= Tantalus Labs =

Canadian cannabis company

Tantalus Labs is a brand owned by Atlantic Cultivation, and previously was a Canadian Licensed Producer of cannabis. Originally based out of British Columbia and established in 2012 by Dan Sutton, Tantalus Labs cultivated in their cannabis greenhouse, SunLab which was the first purpose-built cannabis greenhouse in North America. In June 2023, Tantalus Labs announced it would cease operations and began laying off the majority of its employees.

== History ==
Tantalus Labs was founded by Dan Sutton and incorporated on October 29, 2012. Having seen a consultation document outlining the Marijuana for Medical Purposes Regulation (MMPR), he recognized the opportunity to rethink how cannabis was being grown in BC and engaged agricultural experts to design a more efficient methodology. The result was the planning and design of SunLab, the first purpose-built cannabis cultivation facility in North America.

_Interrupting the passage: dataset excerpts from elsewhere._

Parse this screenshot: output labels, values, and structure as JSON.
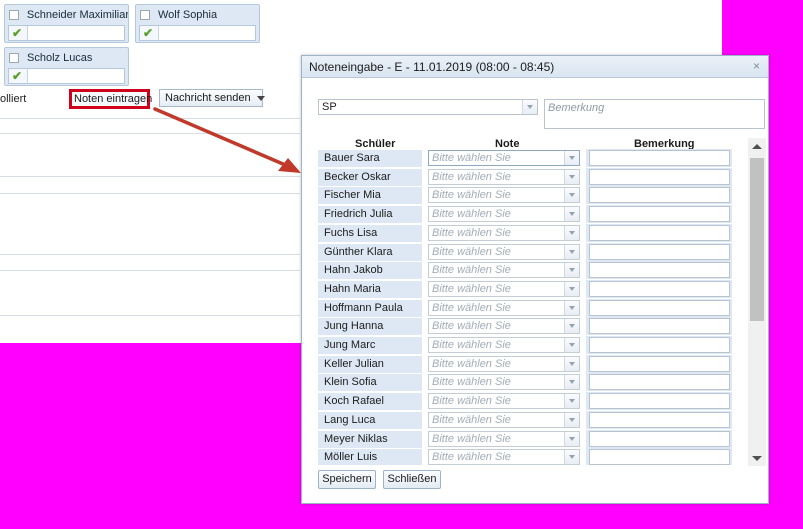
{
  "background": {
    "students": [
      {
        "name": "Schneider Maximiliar"
      },
      {
        "name": "Wolf Sophia"
      },
      {
        "name": "Scholz Lucas"
      }
    ],
    "status_text": "olliert",
    "noten_button": "Noten eintragen",
    "nachricht_button": "Nachricht senden"
  },
  "modal": {
    "title": "Noteneingabe - E - 11.01.2019 (08:00 - 08:45)",
    "close_icon": "×",
    "subject": "SP",
    "bemerkung_placeholder": "Bemerkung",
    "columns": {
      "student": "Schüler",
      "note": "Note",
      "remark": "Bemerkung"
    },
    "note_placeholder": "Bitte wählen Sie",
    "rows": [
      {
        "name": "Bauer Sara"
      },
      {
        "name": "Becker Oskar"
      },
      {
        "name": "Fischer Mia"
      },
      {
        "name": "Friedrich Julia"
      },
      {
        "name": "Fuchs Lisa"
      },
      {
        "name": "Günther Klara"
      },
      {
        "name": "Hahn Jakob"
      },
      {
        "name": "Hahn Maria"
      },
      {
        "name": "Hoffmann Paula"
      },
      {
        "name": "Jung Hanna"
      },
      {
        "name": "Jung Marc"
      },
      {
        "name": "Keller Julian"
      },
      {
        "name": "Klein Sofia"
      },
      {
        "name": "Koch Rafael"
      },
      {
        "name": "Lang Luca"
      },
      {
        "name": "Meyer Niklas"
      },
      {
        "name": "Möller Luis"
      }
    ],
    "save_button": "Speichern",
    "close_button": "Schließen"
  },
  "colors": {
    "highlight_border": "#d0021b",
    "arrow": "#c0392b",
    "overlay": "#ff00ff"
  }
}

On May 29, 2017, Health Canada approved the company's submission for a Medical Marijuana License allowing them to acquire materials and commence planting seed crops, making them the 45th Licensed Producer in Canada and the 10th in British Columbia.

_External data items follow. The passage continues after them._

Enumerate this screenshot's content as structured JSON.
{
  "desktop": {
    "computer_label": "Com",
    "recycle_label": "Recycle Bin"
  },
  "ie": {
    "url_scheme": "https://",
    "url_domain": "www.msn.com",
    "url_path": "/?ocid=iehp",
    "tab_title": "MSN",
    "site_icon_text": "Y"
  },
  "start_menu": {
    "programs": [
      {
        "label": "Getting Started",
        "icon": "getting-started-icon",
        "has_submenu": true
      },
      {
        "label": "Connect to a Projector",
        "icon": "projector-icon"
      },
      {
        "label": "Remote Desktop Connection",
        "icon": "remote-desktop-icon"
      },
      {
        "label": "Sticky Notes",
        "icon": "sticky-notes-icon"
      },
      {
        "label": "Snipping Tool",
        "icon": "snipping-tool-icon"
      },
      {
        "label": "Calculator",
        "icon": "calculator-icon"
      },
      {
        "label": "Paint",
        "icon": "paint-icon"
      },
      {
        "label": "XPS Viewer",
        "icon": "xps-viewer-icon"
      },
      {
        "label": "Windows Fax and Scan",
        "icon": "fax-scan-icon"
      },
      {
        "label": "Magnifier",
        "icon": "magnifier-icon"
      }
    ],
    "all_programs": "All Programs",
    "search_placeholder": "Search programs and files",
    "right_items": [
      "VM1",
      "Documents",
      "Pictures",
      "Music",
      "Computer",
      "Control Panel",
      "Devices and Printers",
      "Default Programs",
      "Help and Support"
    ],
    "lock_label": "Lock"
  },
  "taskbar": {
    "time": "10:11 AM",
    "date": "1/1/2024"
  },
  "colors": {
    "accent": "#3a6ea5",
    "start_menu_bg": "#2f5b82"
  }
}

August 17, 2018, the company announced it had received its sales license from Health Canada, allowing it to begin on-boarding patients and ship cannabis products.

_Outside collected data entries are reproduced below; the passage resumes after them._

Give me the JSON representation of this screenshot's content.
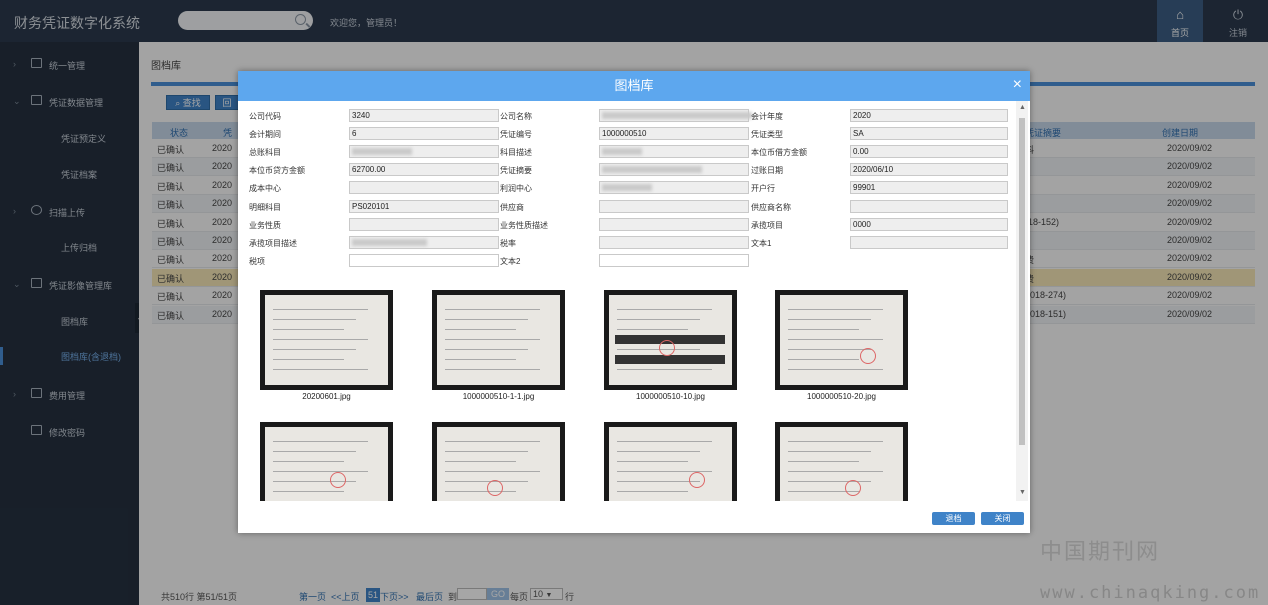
{
  "app": {
    "title": "财务凭证数字化系统",
    "welcome": "欢迎您，管理员！"
  },
  "topnav": {
    "home_label": "首页",
    "logout_label": "注销"
  },
  "sidebar": {
    "items": [
      {
        "label": "统一管理"
      },
      {
        "label": "凭证数据管理"
      },
      {
        "label": "凭证预定义"
      },
      {
        "label": "凭证档案"
      },
      {
        "label": "扫描上传"
      },
      {
        "label": "上传归档"
      },
      {
        "label": "凭证影像管理库"
      },
      {
        "label": "图档库"
      },
      {
        "label": "图档库(含退档)"
      },
      {
        "label": "费用管理"
      },
      {
        "label": "修改密码"
      }
    ],
    "collapse_glyph": "«"
  },
  "main": {
    "title": "图档库",
    "query_button": "查找",
    "second_button": "回",
    "table": {
      "headers": [
        "状态",
        "凭",
        "凭证摘要",
        "创建日期"
      ],
      "rows": [
        {
          "status": "已确认",
          "year": "2020",
          "summary": "料",
          "date": "2020/09/02"
        },
        {
          "status": "已确认",
          "year": "2020",
          "summary": "",
          "date": "2020/09/02"
        },
        {
          "status": "已确认",
          "year": "2020",
          "summary": "",
          "date": "2020/09/02"
        },
        {
          "status": "已确认",
          "year": "2020",
          "summary": "",
          "date": "2020/09/02"
        },
        {
          "status": "已确认",
          "year": "2020",
          "summary": "(18-152)",
          "date": "2020/09/02"
        },
        {
          "status": "已确认",
          "year": "2020",
          "summary": "",
          "date": "2020/09/02"
        },
        {
          "status": "已确认",
          "year": "2020",
          "summary": "费",
          "date": "2020/09/02"
        },
        {
          "status": "已确认",
          "year": "2020",
          "summary": "费",
          "date": "2020/09/02"
        },
        {
          "status": "已确认",
          "year": "2020",
          "summary": "2018-274)",
          "date": "2020/09/02"
        },
        {
          "status": "已确认",
          "year": "2020",
          "summary": "2018-151)",
          "date": "2020/09/02"
        }
      ]
    },
    "pager": {
      "summary": "共510行 第51/51页",
      "first": "第一页",
      "prev": "<<上页",
      "current": "51",
      "next": "下页>>",
      "last": "最后页",
      "goto": "到",
      "go_button": "GO",
      "per_page": "每页",
      "per_page_value": "10",
      "rows_unit": "行"
    }
  },
  "modal": {
    "title": "图档库",
    "close_glyph": "×",
    "fields": {
      "company_code": {
        "label": "公司代码",
        "value": "3240"
      },
      "company_name": {
        "label": "公司名称",
        "value": ""
      },
      "fiscal_year": {
        "label": "会计年度",
        "value": "2020"
      },
      "period": {
        "label": "会计期间",
        "value": "6"
      },
      "voucher_no": {
        "label": "凭证编号",
        "value": "1000000510"
      },
      "voucher_type": {
        "label": "凭证类型",
        "value": "SA"
      },
      "gl_account": {
        "label": "总账科目",
        "value": ""
      },
      "account_desc": {
        "label": "科目描述",
        "value": ""
      },
      "local_debit": {
        "label": "本位币借方金额",
        "value": "0.00"
      },
      "local_credit": {
        "label": "本位币贷方金额",
        "value": "62700.00"
      },
      "voucher_summary": {
        "label": "凭证摘要",
        "value": ""
      },
      "posting_date": {
        "label": "过账日期",
        "value": "2020/06/10"
      },
      "cost_center": {
        "label": "成本中心",
        "value": ""
      },
      "profit_center": {
        "label": "利润中心",
        "value": ""
      },
      "bank": {
        "label": "开户行",
        "value": "99901"
      },
      "detail_account": {
        "label": "明细科目",
        "value": "PS020101"
      },
      "supplier": {
        "label": "供应商",
        "value": ""
      },
      "supplier_name": {
        "label": "供应商名称",
        "value": ""
      },
      "business_nature": {
        "label": "业务性质",
        "value": ""
      },
      "business_nature_desc": {
        "label": "业务性质描述",
        "value": ""
      },
      "contract_item": {
        "label": "承揽项目",
        "value": "0000"
      },
      "contract_item_desc": {
        "label": "承揽项目描述",
        "value": ""
      },
      "tax_rate": {
        "label": "税率",
        "value": ""
      },
      "text1": {
        "label": "文本1",
        "value": ""
      },
      "tax_item": {
        "label": "税项",
        "value": ""
      },
      "text2": {
        "label": "文本2",
        "value": ""
      }
    },
    "images": [
      {
        "name": "20200601.jpg"
      },
      {
        "name": "1000000510-1-1.jpg"
      },
      {
        "name": "1000000510-10.jpg"
      },
      {
        "name": "1000000510-20.jpg"
      },
      {
        "name": ""
      },
      {
        "name": ""
      },
      {
        "name": ""
      },
      {
        "name": ""
      }
    ],
    "return_button": "退档",
    "close_button": "关闭"
  },
  "watermark": {
    "line1": "中国期刊网",
    "line2": "www.chinaqking.com"
  }
}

September 12, 2018, Tantalus Labs launched Tantalus Prime, its e-commerce membership program that provides door-to-door delivery directly from SunLab to registered customers. The five inaugural strains includes Blue Dream, Serratus, Skunk Haze, Harlequin, and Cannatonic.

In June 2023, Tantalus Labs announced that it would cease operations and began laying off the majority of its employees.

== Controversies ==
On May 22, 2015, prior to receiving their Medical Marijuana License, 150 residents of Maple Ridge protested the development of SunLab stating concerns around well water depletion and proximity to residential neighbourhoods. In response, Tantalus Labs licensed their well access with the BC Ministry of Forestry and committed to rainwater as its primary water source for irrigation.

== Environmental issues ==
Executive Dan Sutton has identified the carbon footprint associated with modern indoor growing techniques that rivals heavy industrial manufacturing.

== Political advocacy ==

Tantalus Labs and Hanway Associates produced and shared a policy guidance document with 19 BC Ministries and representatives on September 18, 2017. This document provided context and recommendations around the legal age of consumption, Retail Licensing, Supply Chain Management, Transparency and Reporting, and Ancillary Industries. Receiving no response, Tantalus Labs published this document so that the citizens of British Columbia can hold elected officials to their obligation to foster the cannabis industry and its impactful cultural history. This was the second policy guidance document produced in collaboration with Hanway Associates.